DESCRIBE INTEGRATION gcp_sf_integration
The output will look like this:
The value corresponding to property no:5 is the principle for the storage integration object. Copy the corresponding property value and save it for later use.
→ Now, navigate to the IAM section in the GCP console and select Roles from the left side scroll bar (highlighted in yellow). Roles in GCP are a set of privileges that can be attached to a user or service account. We need to create a role that has the necessary permissions to access the GCP bucket.
Below is a screenshot of IAM & Admin, which will help to navigate to Roles:
Click on Roles and click on create a role as shown below:
Fill in the necessary details like role name etc. In the add permissions section, shown below:
Click on add permissions, and the below dialogue box will appear.
In the highlighted area, search for the below permissions and click on add at the end.
Once the above permissions are added to your role, your role assignments should look like this:
Once the role is created, navigate to the GCS bucket and select your bucket using the check box and click on add principle shown above and enter the service account principle value that you have saved from snowflake at the beginning of step-2. In the add role section, select the role that you have just created earlier.
Click on save and head back to snowflake. Now create an external stage using the storage integration object by following the below query.
create or replace stage my_gcs_stage url = ‘gcs://mini_4a/’ storage_integration = gcp_sf_integration file_format = gcp_history_load_format;
We have successfully created an external stage in snowflake that links to a bucket in GCP.
→ To verify stage creation, execute the show stages command and check if your stage is visible.
Export data from external stage to snowflake table:
→ Create a file format as per your data files in the GCS bucket using the below query.

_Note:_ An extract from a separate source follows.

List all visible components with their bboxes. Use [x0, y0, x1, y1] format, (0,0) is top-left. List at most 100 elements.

CREATE or replace FILE FORMAT gcp_history_load_format TYPE = 'CSV' COMPRESSION = 'GZIP' FIELD_DELIMITER = '~' RECORD_DELIMITER = '\n' SKIP_HEADER = 1 FIELD_OPTIONALLY_ENCLOSED_BY = 'NONE' TRIM_SPACE = TRUE ERROR_ON_COLUMN_COUNT_MISMATCH = TRUE ESCAPE = 'NONE' ESCAPE_UNENCLOSED_FIELD = '\134' DATE_FORMAT = 'YYYY-MM-DD' TIMESTAMP_FORMAT = 'AUTO' NULL_IF = ('\\N');
Once the file format is created, we can use the copy into a command to load data to the destination table in snowflake using the below query.
copy into international_top_rising_terms from @my_gcs_stage file_format=gcp_history_load_format purge=True;
→ Let’s verify data load using count(*),
As shown above, all 11.3 million records from the GCP google trends dataset are loaded to snowflake. Repeat this process for each dataset that you want to use.
As migration is an ongoing activity and also the most time-consuming too. It's best to automate the migration process so that whenever there is a change in the dataset, then we can get the data reflected in near real-time.
We hope that you were able to automate the migration of the dataset from Google Bigquery to Snowflake Datawarehouse and that data is in Snowflake by following one of the many ways.